There is a demonstration of the process of approximating a circle with polygons available on Wolfram Alpha, however they are using it for the area of the circle rather than the circumference.

History
Why does this post require attention from curators or moderators?
You might want to add some details to your flag.

1 comment thread

The perimeter doesn't work because your pixels are incorrect (2 comments)
The perimeter doesn't work because your pixels are incorrect
celtschk‭ wrote over 3 years ago

In your perimeter example, some of the squares the circle crosses are not black; in other words, the pixels do not cover the circle. Otherwise you'd get a better approximation. Indeed, the Hausdorff measure is exactly defined by such coverings.

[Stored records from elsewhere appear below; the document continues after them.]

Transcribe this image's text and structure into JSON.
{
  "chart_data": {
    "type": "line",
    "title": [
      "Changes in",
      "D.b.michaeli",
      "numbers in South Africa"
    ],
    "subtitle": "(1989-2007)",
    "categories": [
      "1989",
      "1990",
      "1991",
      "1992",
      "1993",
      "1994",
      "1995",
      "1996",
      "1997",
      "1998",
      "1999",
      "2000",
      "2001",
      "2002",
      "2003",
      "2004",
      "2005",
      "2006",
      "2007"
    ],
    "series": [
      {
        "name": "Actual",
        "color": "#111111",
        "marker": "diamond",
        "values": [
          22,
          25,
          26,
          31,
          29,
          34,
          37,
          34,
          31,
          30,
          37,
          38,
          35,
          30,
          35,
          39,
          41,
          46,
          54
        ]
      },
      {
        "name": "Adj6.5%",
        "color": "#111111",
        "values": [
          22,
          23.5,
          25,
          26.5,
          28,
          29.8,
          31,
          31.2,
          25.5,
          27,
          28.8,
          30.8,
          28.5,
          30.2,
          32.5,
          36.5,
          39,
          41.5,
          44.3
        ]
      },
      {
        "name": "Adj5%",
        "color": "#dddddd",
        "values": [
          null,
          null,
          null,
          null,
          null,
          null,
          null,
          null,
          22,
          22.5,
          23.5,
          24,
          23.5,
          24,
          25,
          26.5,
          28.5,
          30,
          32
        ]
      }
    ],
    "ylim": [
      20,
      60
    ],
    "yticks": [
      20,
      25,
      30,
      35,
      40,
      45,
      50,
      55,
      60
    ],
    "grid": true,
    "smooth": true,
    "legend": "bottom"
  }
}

In particular, in your 1st grid, you've got 8 covering white pixels; therefore you got 24/3 = 8. In the second, correcting 20 missing pixels give 62/9=6.89. In the third picture, with 36 missing pixels, but 8 wrongly black pixels you get 180/27=6.67.

leovt‭ wrote over 3 years ago

You are correct that it is possible to define the length using finer and finer grids, my point was not that this is impossible. My point is that you have to be careful to get a good definition of arc length this way. (For the area you do not need as much care, the little errors at the border will tend to zero) The pixel circles I used are done by drawing them on a bitmap, connecting to the question which mentionned drawing on a computer screen.